Make sure unit tests are written in a separate Python file named: <your_plugin_name>_test.py. Within the unit test file, each unit test function should be named: test_<your test case>. More information on writing unit tests and their format is available at the PyTest Docs.

Mocking

We use pytest-mock for mocking. pytest-mock is enabled by default and installed in the base environment mentioned above. To use a mocker object simply pass it as a parameter to your test function.
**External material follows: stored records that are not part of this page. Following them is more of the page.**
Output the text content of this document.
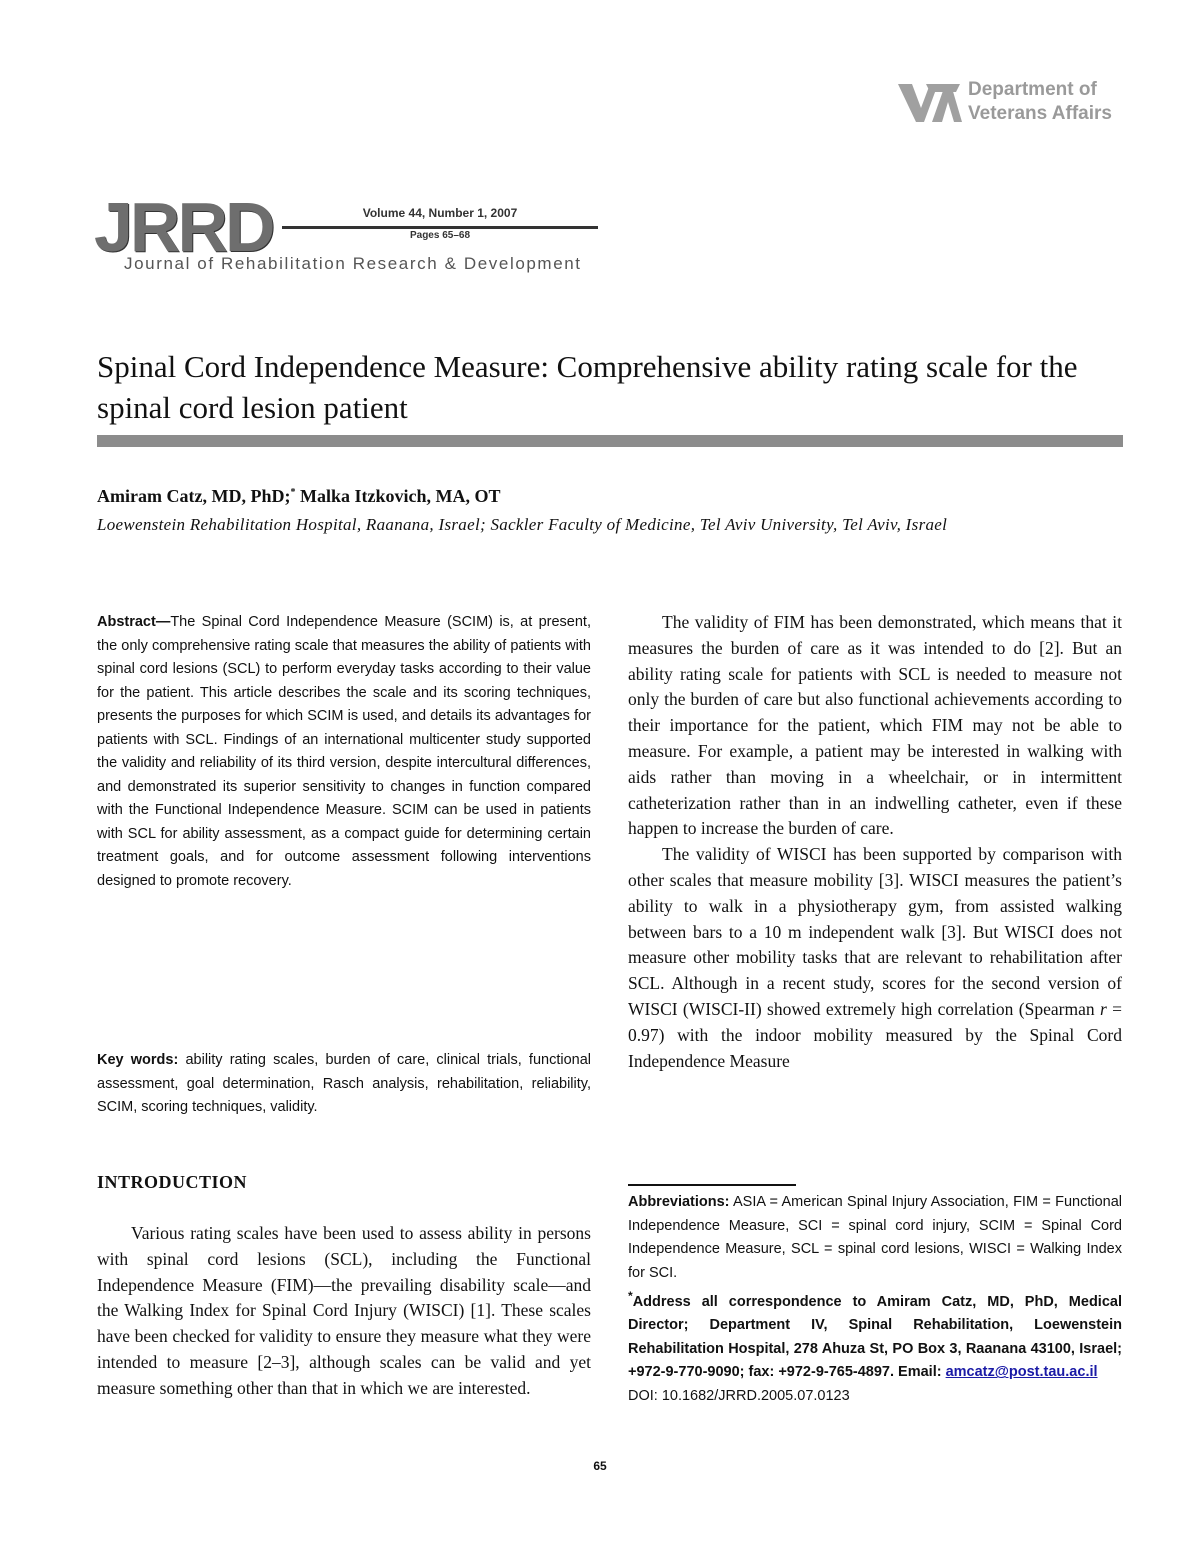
Department of
Veterans Affairs
JRRD	Volume 44, Number 1, 2007
Pages 65–68
Journal of Rehabilitation Research & Development
Spinal Cord Independence Measure: Comprehensive ability rating scale for the spinal cord lesion patient
Amiram Catz, MD, PhD;* Malka Itzkovich, MA, OT
Loewenstein Rehabilitation Hospital, Raanana, Israel; Sackler Faculty of Medicine, Tel Aviv University, Tel Aviv, Israel

Abstract—The Spinal Cord Independence Measure (SCIM) is, at present, the only comprehensive rating scale that measures the ability of patients with spinal cord lesions (SCL) to perform everyday tasks according to their value for the patient. This article describes the scale and its scoring techniques, presents the purposes for which SCIM is used, and details its advantages for patients with SCL. Findings of an international multicenter study supported the validity and reliability of its third version, despite intercultural differences, and demonstrated its superior sensitivity to changes in function compared with the Functional Independence Measure. SCIM can be used in patients with SCL for ability assessment, as a compact guide for determining certain treatment goals, and for outcome assessment following interventions designed to promote recovery.

Key words: ability rating scales, burden of care, clinical trials, functional assessment, goal determination, Rasch analysis, rehabilitation, reliability, SCIM, scoring techniques, validity.

INTRODUCTION

Various rating scales have been used to assess ability in persons with spinal cord lesions (SCL), including the Functional Independence Measure (FIM)—the prevailing disability scale—and the Walking Index for Spinal Cord Injury (WISCI) [1]. These scales have been checked for validity to ensure they measure what they were intended to measure [2–3], although scales can be valid and yet measure something other than that in which we are interested.

The validity of FIM has been demonstrated, which means that it measures the burden of care as it was intended to do [2]. But an ability rating scale for patients with SCL is needed to measure not only the burden of care but also functional achievements according to their importance for the patient, which FIM may not be able to measure. For example, a patient may be interested in walking with aids rather than moving in a wheelchair, or in intermittent catheterization rather than in an indwelling catheter, even if these happen to increase the burden of care.

The validity of WISCI has been supported by comparison with other scales that measure mobility [3]. WISCI measures the patient’s ability to walk in a physiotherapy gym, from assisted walking between bars to a 10 m independent walk [3]. But WISCI does not measure other mobility tasks that are relevant to rehabilitation after SCL. Although in a recent study, scores for the second version of WISCI (WISCI-II) showed extremely high correlation (Spearman r = 0.97) with the indoor mobility measured by the Spinal Cord Independence Measure

Abbreviations: ASIA = American Spinal Injury Association, FIM = Functional Independence Measure, SCI = spinal cord injury, SCIM = Spinal Cord Independence Measure, SCL = spinal cord lesions, WISCI = Walking Index for SCI.

*Address all correspondence to Amiram Catz, MD, PhD, Medical Director; Department IV, Spinal Rehabilitation, Loewenstein Rehabilitation Hospital, 278 Ahuza St, PO Box 3, Raanana 43100, Israel; +972-9-770-9090; fax: +972-9-765-4897. Email: amcatz@post.tau.ac.il

DOI: 10.1682/JRRD.2005.07.0123

65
The mocker can then be used to mock both the plugin class object and also external APIs.

Example:- from CLS

def test_push(mocker, common_config):
    """To test push method of CLSPlugin."""
    cls_plugin = CLS_Plugin(
        ,
        common_config,
        None,
        None,
        logger,
        source="",
        mappings=,
    )
    
    # Initialize required classes
    syslogger = logging.getLogger(
        "SYSLOG_LOGGER_{}".format(threading.get_ident())
    )

    mocker.patch(
   "netskope.plugins.Default.cls.main.CLSPlugin.init_handler",
        return_value=syslogger,
    )

    try:
        cls_plugin.push(data, data_type, subtype)
    except Exception as e:
        assert False, f"Push raised exception: {e}"
Running Your Unit Tests
$ PYTHONPATH=. pytest

Plugin Deployment on Cloud Exchange

Package the Plugin

Cloud Exchange expects the developed plugin in zip and tar.gz format.
Execute the below command to zip the package:

zip -r sample_plugin.zip sample_plugin

Execute the below command to generate tar.gz package:

tar -zcvf sample_plugin.tar.gz sample_plugin

Upload the Plugin

To deploy this zip or tar.gz on Cloud Exchange platform:

  1. Log in to Cloud Exchange platform.
  2. Go to Settings > Plugin.
  3. Click Add New Plugin.
  4. Click Browse.
  5. Select your zip or tar.gz file.
  6. Click Upload.

Add a Repo

To deploy your plugin on Cloud Exchange platform, you can add your repo in the Cloud Exchange platform:

  1. Log in to Cloud Exchange platform.
  2. Go to Settings > Plugin Repository.
  3. Click Configure New Repository.
  4. Enter a Repository name, Repository URL, Username, and Personal Access Token.
  5. Click Save.
  6. Go to Settings > Plugins.
  7. Select Repository name from the Repository dropdown.

Deliverables

Plugin Guide

  • Make sure to update the plugin guide with every release.
  • Plugin guide should have this content:
    • Compatibility.
    • Release Notes.
    • Description.
    • Prerequisites.
    • Permissions.
    • Authorization of the product.
    • Configuration of Netskope ITSM plugin.
    • Configuration of the third-party Ticket Orchestrator plugin that we have developed.
    • Configuration of a business rule.
    • Configuration of a queue.
    • Validation.

Demo Video

After the successful development of the Ticket Orchestrator plugin, create a demo video and show the end-to-end workflow of the plugin.